Innate Immunity to SARS-CoV-2:
The main process by which the innate immune system fights any viral
infection is production of type I interferons by the infected cells
particularly the plasmacytoid dendritic cells and cytotoxic killing of
the viral infected cells by the NK cells(25).
Production of interferons is initiated by recognizing the viral nucleic
acid by the pattern recognition receptors (PRRs) such as endosomal Toll
like receptors (TLRs) and retinoic acid-inducible gene (RIG) like
receptors. After ligand-receptor binding, PRRs stimulate certain adaptor
proteins which, in turn leads to the activation of critical down-stream
transcription factors, including the interferon regulatory factor (IRF)
transcription factor which initiate interferon gene transcription
leading to production of interferons. Type I interferons acts by
suppressing the viral replication in infected and neighboring cells.
Moreover, PRRs activate other signaling pathways such as NF-κB, and
AP-1, leading to secretion of many other cytokines and chemokines(32).
The produced chemokines serve in recruiting cells of innate immunity as
neutrophils, monocytes, NK cells and dendritic cells which in turn help
in producing more chemokines like MIG, IP-10, and MCP-1 which play
important role in attracting lymphocytes and initiating the adaptive
immune response(33).
The early immune response initiated by SARS-CoV-2 in comparison to other
coronaviruses infections was monitored by several studies. For example,
a recent in vitro study reported that both SARS and SARS-CoV-2 have
equal ability to infect type I and type II pneumocytes and alveolar
macrophages with better capability of intracellular replication for
SARS-CoV-2 over SARS. However, SARS-CoV-2 was not able to initiate the
production of type I, II and III interferons, in addition it had less
effective production of other cytokines when compared to SARS immune
response at the same early stage of infection. Only 5 cytokines (IL-6,
MCP1, CXCL1, CXCL5, and CXCL10/IP10) were expressed by SARS-CoV-2
infection while all the 11 cytokines measured in this study were
produced through SARS immune response (34).
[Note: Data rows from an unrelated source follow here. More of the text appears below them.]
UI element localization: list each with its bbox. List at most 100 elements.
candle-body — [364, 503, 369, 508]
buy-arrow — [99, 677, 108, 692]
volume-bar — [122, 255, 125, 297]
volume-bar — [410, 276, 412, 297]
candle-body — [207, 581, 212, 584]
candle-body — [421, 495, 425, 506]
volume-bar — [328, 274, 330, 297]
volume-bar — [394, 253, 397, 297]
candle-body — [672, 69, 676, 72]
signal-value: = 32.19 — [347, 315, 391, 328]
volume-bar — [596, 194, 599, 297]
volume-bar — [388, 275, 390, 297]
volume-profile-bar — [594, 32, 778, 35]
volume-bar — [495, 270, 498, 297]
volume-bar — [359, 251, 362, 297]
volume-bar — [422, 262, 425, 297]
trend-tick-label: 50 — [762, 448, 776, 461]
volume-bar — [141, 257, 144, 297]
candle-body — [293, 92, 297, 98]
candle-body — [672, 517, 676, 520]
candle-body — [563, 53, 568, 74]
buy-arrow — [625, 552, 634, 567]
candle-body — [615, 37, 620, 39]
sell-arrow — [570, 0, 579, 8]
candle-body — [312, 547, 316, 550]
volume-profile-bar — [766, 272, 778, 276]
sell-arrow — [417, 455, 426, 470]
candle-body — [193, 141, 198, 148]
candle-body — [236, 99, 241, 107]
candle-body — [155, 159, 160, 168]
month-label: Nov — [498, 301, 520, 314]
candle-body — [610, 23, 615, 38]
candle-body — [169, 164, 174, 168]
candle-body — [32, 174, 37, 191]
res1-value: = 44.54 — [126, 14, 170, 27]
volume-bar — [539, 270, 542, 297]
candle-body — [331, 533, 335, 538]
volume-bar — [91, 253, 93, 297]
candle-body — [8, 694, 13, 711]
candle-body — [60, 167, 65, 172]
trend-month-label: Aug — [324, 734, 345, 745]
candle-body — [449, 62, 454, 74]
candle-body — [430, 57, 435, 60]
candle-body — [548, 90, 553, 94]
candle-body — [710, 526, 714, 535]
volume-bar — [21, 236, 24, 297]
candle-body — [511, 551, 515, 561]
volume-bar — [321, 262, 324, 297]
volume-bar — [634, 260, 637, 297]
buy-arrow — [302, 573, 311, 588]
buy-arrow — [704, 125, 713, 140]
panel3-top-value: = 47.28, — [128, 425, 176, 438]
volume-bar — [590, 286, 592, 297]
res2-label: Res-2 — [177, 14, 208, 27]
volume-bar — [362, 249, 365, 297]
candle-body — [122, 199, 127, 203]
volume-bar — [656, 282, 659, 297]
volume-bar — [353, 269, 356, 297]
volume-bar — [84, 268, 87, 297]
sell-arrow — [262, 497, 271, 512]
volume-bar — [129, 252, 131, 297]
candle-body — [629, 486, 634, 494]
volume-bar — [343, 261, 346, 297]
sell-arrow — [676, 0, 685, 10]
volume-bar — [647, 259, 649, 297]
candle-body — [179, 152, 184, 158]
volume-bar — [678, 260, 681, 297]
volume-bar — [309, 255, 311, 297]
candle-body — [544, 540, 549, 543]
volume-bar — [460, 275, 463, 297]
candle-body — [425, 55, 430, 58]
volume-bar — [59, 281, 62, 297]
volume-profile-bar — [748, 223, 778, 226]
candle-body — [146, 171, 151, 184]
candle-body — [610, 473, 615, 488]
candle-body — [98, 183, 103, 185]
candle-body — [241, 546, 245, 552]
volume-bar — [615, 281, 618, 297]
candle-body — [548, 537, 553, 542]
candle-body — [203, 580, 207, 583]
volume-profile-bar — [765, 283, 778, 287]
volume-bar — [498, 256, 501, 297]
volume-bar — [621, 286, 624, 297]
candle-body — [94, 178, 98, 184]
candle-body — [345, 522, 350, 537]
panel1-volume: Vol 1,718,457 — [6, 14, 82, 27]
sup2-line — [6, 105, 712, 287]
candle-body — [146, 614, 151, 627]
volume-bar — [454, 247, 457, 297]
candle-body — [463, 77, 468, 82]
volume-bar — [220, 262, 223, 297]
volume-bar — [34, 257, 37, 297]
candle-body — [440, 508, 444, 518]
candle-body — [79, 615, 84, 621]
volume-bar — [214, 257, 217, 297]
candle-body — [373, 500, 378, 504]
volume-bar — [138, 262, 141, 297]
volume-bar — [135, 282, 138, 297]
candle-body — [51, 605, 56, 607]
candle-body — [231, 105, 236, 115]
Moreover, it was shown that SARS-CoV-2 is associated with less
interferons production and increased proinflammatory cytokines release
including IL-1B, IL-6, TNF, and IL1RA in a study that investigated the
immune response of SARS-CoV-2 in relation to other respiratory viruses
such as SARS, MERS, respiratory syncytial virus (RSV), parainfluenza
virus 3 (HPIV3), and influenza A virus (IAV). The study involved
respiratory cell lines infection, in vivo infection of ferrets as well
as lung samples obtained from dead COVID-19 cases(35).
These findings hypothesize that SARS-CoV-2 has an altered immune
response compared to the other coronaviruses in term of more capability
of intracellular replication in lungs, increased activation of innate
immunity associated with higher levels of proinflammatory cytokines as
well as high evasion mechanisms abilities that allow it to skip the
production of interferons and their antiviral response(16).
On the other side, NK cells play a potential role in fighting viral
infection early in the disease before development of adaptive immune
response. As an evasion mechanisms of the viruses, the virus infected
cells decrease the expression of MHC class I on their surfaces so the
immune system could not catch them especially CD8 cytotoxic cells,
however, this leads to activation of the NK cells which are inhibited
naturally through recognition of MHC class I on the target cells
enabling NK cells to exert their cytotoxic actions against the infected
cells and hence eradication of the viral infection(25).